C'est le paradoxe sur lequel repose cette étonnante réécriture de l'Enfer de Dante. Désireux de retrouver dans l'au-delà son père et son frère, le narrateur devra traverser et revivre toute l'horreur du siècle écoulé, marqué par la violence et les totalitarismes meurtriers, où les victimes du nazisme occupent une place récurrente.
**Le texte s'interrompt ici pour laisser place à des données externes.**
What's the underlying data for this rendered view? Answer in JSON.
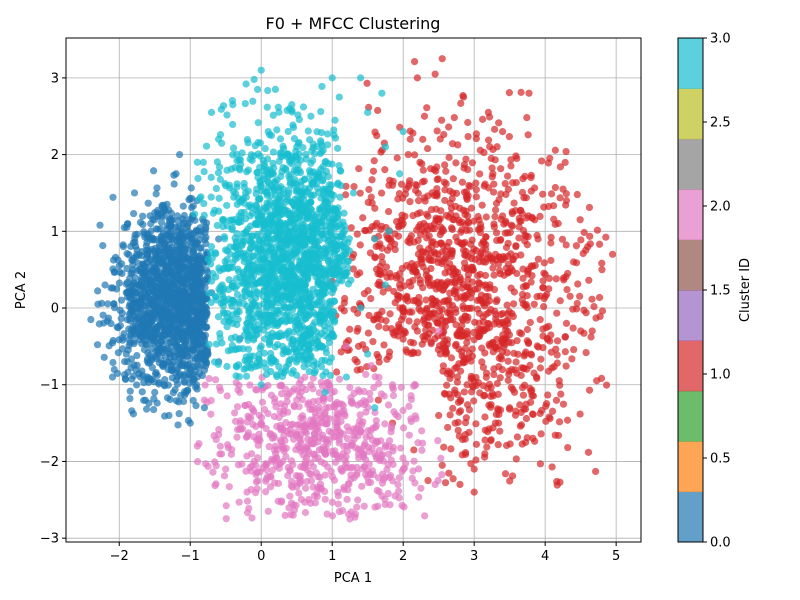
{
  "chart_data": {
    "type": "scatter",
    "title": "F0 + MFCC Clustering",
    "xlabel": "PCA 1",
    "ylabel": "PCA 2",
    "xlim": [
      -2.75,
      5.35
    ],
    "ylim": [
      -3.05,
      3.52
    ],
    "xticks": [
      -2,
      -1,
      0,
      1,
      2,
      3,
      4,
      5
    ],
    "xtick_labels": [
      "−2",
      "−1",
      "0",
      "1",
      "2",
      "3",
      "4",
      "5"
    ],
    "yticks": [
      -3,
      -2,
      -1,
      0,
      1,
      2,
      3
    ],
    "ytick_labels": [
      "−3",
      "−2",
      "−1",
      "0",
      "1",
      "2",
      "3"
    ],
    "grid": true,
    "colorbar": {
      "label": "Cluster ID",
      "range": [
        0.0,
        3.0
      ],
      "ticks": [
        0.0,
        0.5,
        1.0,
        1.5,
        2.0,
        2.5,
        3.0
      ],
      "tick_labels": [
        "0.0",
        "0.5",
        "1.0",
        "1.5",
        "2.0",
        "2.5",
        "3.0"
      ],
      "colors": [
        "#1f77b4",
        "#ff7f0e",
        "#2ca02c",
        "#d62728",
        "#9467bd",
        "#8c564b",
        "#e377c2",
        "#7f7f7f",
        "#bcbd22",
        "#17becf"
      ]
    },
    "marker_alpha": 0.7,
    "clusters": [
      {
        "id": 0,
        "color": "#1f77b4",
        "x_range": [
          -2.45,
          -0.15
        ],
        "y_range": [
          -1.55,
          2.05
        ],
        "points": [
          [
            -2.4,
            -0.15
          ],
          [
            -2.3,
            0.05
          ],
          [
            -2.2,
            0.3
          ],
          [
            -2.0,
            0.55
          ],
          [
            -1.9,
            -0.6
          ],
          [
            -1.8,
            0.85
          ],
          [
            -1.7,
            -0.9
          ],
          [
            -1.6,
            0.95
          ],
          [
            -1.5,
            -1.1
          ],
          [
            -1.4,
            1.2
          ],
          [
            -1.3,
            -1.4
          ],
          [
            -1.2,
            1.75
          ],
          [
            -1.15,
            2.0
          ],
          [
            -1.0,
            -1.5
          ],
          [
            -0.9,
            1.4
          ],
          [
            -0.8,
            -1.3
          ],
          [
            -0.6,
            -0.7
          ],
          [
            -0.4,
            0.1
          ],
          [
            -0.3,
            -0.4
          ],
          [
            -1.5,
            0.0
          ],
          [
            -1.2,
            0.4
          ],
          [
            -1.0,
            -0.3
          ],
          [
            -0.8,
            0.6
          ],
          [
            -1.7,
            -0.2
          ],
          [
            -0.9,
            -0.9
          ],
          [
            -0.6,
            0.9
          ],
          [
            -1.3,
            -0.7
          ],
          [
            -1.1,
            0.9
          ],
          [
            -0.7,
            0.2
          ],
          [
            -1.9,
            0.2
          ]
        ]
      },
      {
        "id": 1,
        "color": "#d62728",
        "x_range": [
          0.9,
          4.95
        ],
        "y_range": [
          -2.45,
          3.25
        ],
        "points": [
          [
            2.55,
            3.25
          ],
          [
            2.45,
            3.05
          ],
          [
            2.2,
            3.0
          ],
          [
            2.85,
            2.75
          ],
          [
            2.3,
            2.5
          ],
          [
            3.2,
            2.55
          ],
          [
            3.4,
            2.3
          ],
          [
            2.1,
            2.2
          ],
          [
            3.6,
            1.95
          ],
          [
            3.8,
            1.7
          ],
          [
            4.3,
            1.4
          ],
          [
            4.6,
            0.8
          ],
          [
            4.95,
            0.7
          ],
          [
            4.8,
            0.5
          ],
          [
            4.4,
            0.6
          ],
          [
            4.3,
            -0.2
          ],
          [
            4.05,
            0.25
          ],
          [
            3.8,
            -0.6
          ],
          [
            3.6,
            -0.85
          ],
          [
            3.5,
            -1.3
          ],
          [
            3.3,
            -1.5
          ],
          [
            3.15,
            -1.9
          ],
          [
            3.0,
            -2.1
          ],
          [
            3.0,
            -2.4
          ],
          [
            2.8,
            -2.3
          ],
          [
            2.55,
            -2.05
          ],
          [
            2.35,
            -2.25
          ],
          [
            2.15,
            -1.85
          ],
          [
            1.85,
            -1.5
          ],
          [
            1.65,
            -1.2
          ],
          [
            1.4,
            -0.8
          ],
          [
            1.2,
            -0.45
          ],
          [
            1.05,
            -0.1
          ],
          [
            1.0,
            0.35
          ],
          [
            1.3,
            0.7
          ],
          [
            1.6,
            1.3
          ],
          [
            1.85,
            1.6
          ],
          [
            2.0,
            1.1
          ],
          [
            2.4,
            0.8
          ],
          [
            2.8,
            0.4
          ],
          [
            3.1,
            0.1
          ],
          [
            3.3,
            0.7
          ],
          [
            3.6,
            0.45
          ],
          [
            2.6,
            -0.6
          ],
          [
            2.9,
            -1.0
          ],
          [
            2.2,
            -0.3
          ],
          [
            3.9,
            0.9
          ],
          [
            3.4,
            1.2
          ],
          [
            2.7,
            1.5
          ],
          [
            2.5,
            -1.4
          ]
        ]
      },
      {
        "id": 2,
        "color": "#e377c2",
        "x_range": [
          -0.95,
          2.55
        ],
        "y_range": [
          -2.75,
          -0.25
        ],
        "points": [
          [
            -0.9,
            -1.8
          ],
          [
            -0.8,
            -1.2
          ],
          [
            -0.6,
            -1.65
          ],
          [
            -0.5,
            -2.1
          ],
          [
            -0.3,
            -1.1
          ],
          [
            -0.2,
            -2.4
          ],
          [
            0.0,
            -1.5
          ],
          [
            0.1,
            -2.65
          ],
          [
            0.3,
            -2.0
          ],
          [
            0.45,
            -2.7
          ],
          [
            0.6,
            -1.6
          ],
          [
            0.75,
            -2.45
          ],
          [
            0.9,
            -1.9
          ],
          [
            1.1,
            -1.25
          ],
          [
            1.25,
            -2.75
          ],
          [
            1.4,
            -1.6
          ],
          [
            1.55,
            -0.75
          ],
          [
            1.7,
            -2.45
          ],
          [
            1.85,
            -1.0
          ],
          [
            2.0,
            -2.1
          ],
          [
            2.25,
            -2.35
          ],
          [
            2.45,
            -2.3
          ],
          [
            2.5,
            -0.3
          ],
          [
            1.2,
            -0.5
          ],
          [
            0.5,
            -1.2
          ],
          [
            0.2,
            -1.8
          ],
          [
            0.8,
            -2.2
          ],
          [
            -0.1,
            -2.0
          ],
          [
            1.6,
            -1.9
          ],
          [
            0.7,
            -1.0
          ]
        ]
      },
      {
        "id": 3,
        "color": "#17becf",
        "x_range": [
          -0.95,
          2.05
        ],
        "y_range": [
          -1.3,
          3.1
        ],
        "points": [
          [
            0.0,
            3.1
          ],
          [
            -0.1,
            2.98
          ],
          [
            0.2,
            2.85
          ],
          [
            1.0,
            3.0
          ],
          [
            1.4,
            3.0
          ],
          [
            1.7,
            2.8
          ],
          [
            -0.4,
            2.65
          ],
          [
            -0.7,
            2.55
          ],
          [
            0.4,
            2.6
          ],
          [
            0.7,
            2.5
          ],
          [
            1.1,
            2.75
          ],
          [
            1.5,
            2.55
          ],
          [
            2.0,
            2.3
          ],
          [
            1.95,
            1.75
          ],
          [
            1.75,
            2.1
          ],
          [
            -0.9,
            1.9
          ],
          [
            -0.6,
            2.2
          ],
          [
            -0.85,
            1.45
          ],
          [
            -0.7,
            0.8
          ],
          [
            -0.55,
            0.3
          ],
          [
            -0.4,
            -0.2
          ],
          [
            -0.2,
            -0.7
          ],
          [
            0.0,
            -1.0
          ],
          [
            0.3,
            -0.5
          ],
          [
            0.6,
            -0.35
          ],
          [
            0.9,
            -1.1
          ],
          [
            1.2,
            -0.9
          ],
          [
            1.5,
            -0.6
          ],
          [
            1.75,
            0.3
          ],
          [
            1.6,
            0.9
          ],
          [
            1.3,
            1.5
          ],
          [
            0.9,
            1.9
          ],
          [
            0.5,
            2.1
          ],
          [
            0.1,
            2.3
          ],
          [
            -0.3,
            1.8
          ],
          [
            0.2,
            1.2
          ],
          [
            0.6,
            0.6
          ],
          [
            1.0,
            0.2
          ],
          [
            0.4,
            -0.1
          ],
          [
            -0.1,
            0.5
          ],
          [
            1.4,
            0.0
          ],
          [
            0.8,
            1.1
          ],
          [
            0.0,
            1.6
          ],
          [
            1.8,
            1.0
          ],
          [
            1.6,
            -1.3
          ]
        ]
      }
    ]
  }
}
Dans ce voyage qui est aussi, et surtout, un voyage à l'intérieur de lui-même - de ses rêves, de ses angoisses, de ses obsessions -, il aura pour guide bienveillant Sigmund Freud, qu'il considère comme « le véritable romancier de la bourgeoisie ». Et, dans une oeuvre foisonnante qui mêle les lieux et les époques, à travers des paysages inhospitaliers, des fleuves, des flammes, des villes et des camps, le narrateur parviendra au bout de son voyage dans l'« obscur royaume », pour une rencontre décisive avec un écrivain qu'il a particulièrement admiré, avant de se réconcilier enfin avec lui-même.
Mêlant les genres littéraires, les langues et les dialectes, prolongée par des commentaires qui éclairent et complètent cette plongée dans la mémoire collective et dans la culture universelle, cette oeuvre de Giorgio Pressburger secoue et dérange, et nous oblige, nous aussi, à regarder la Méduse en face.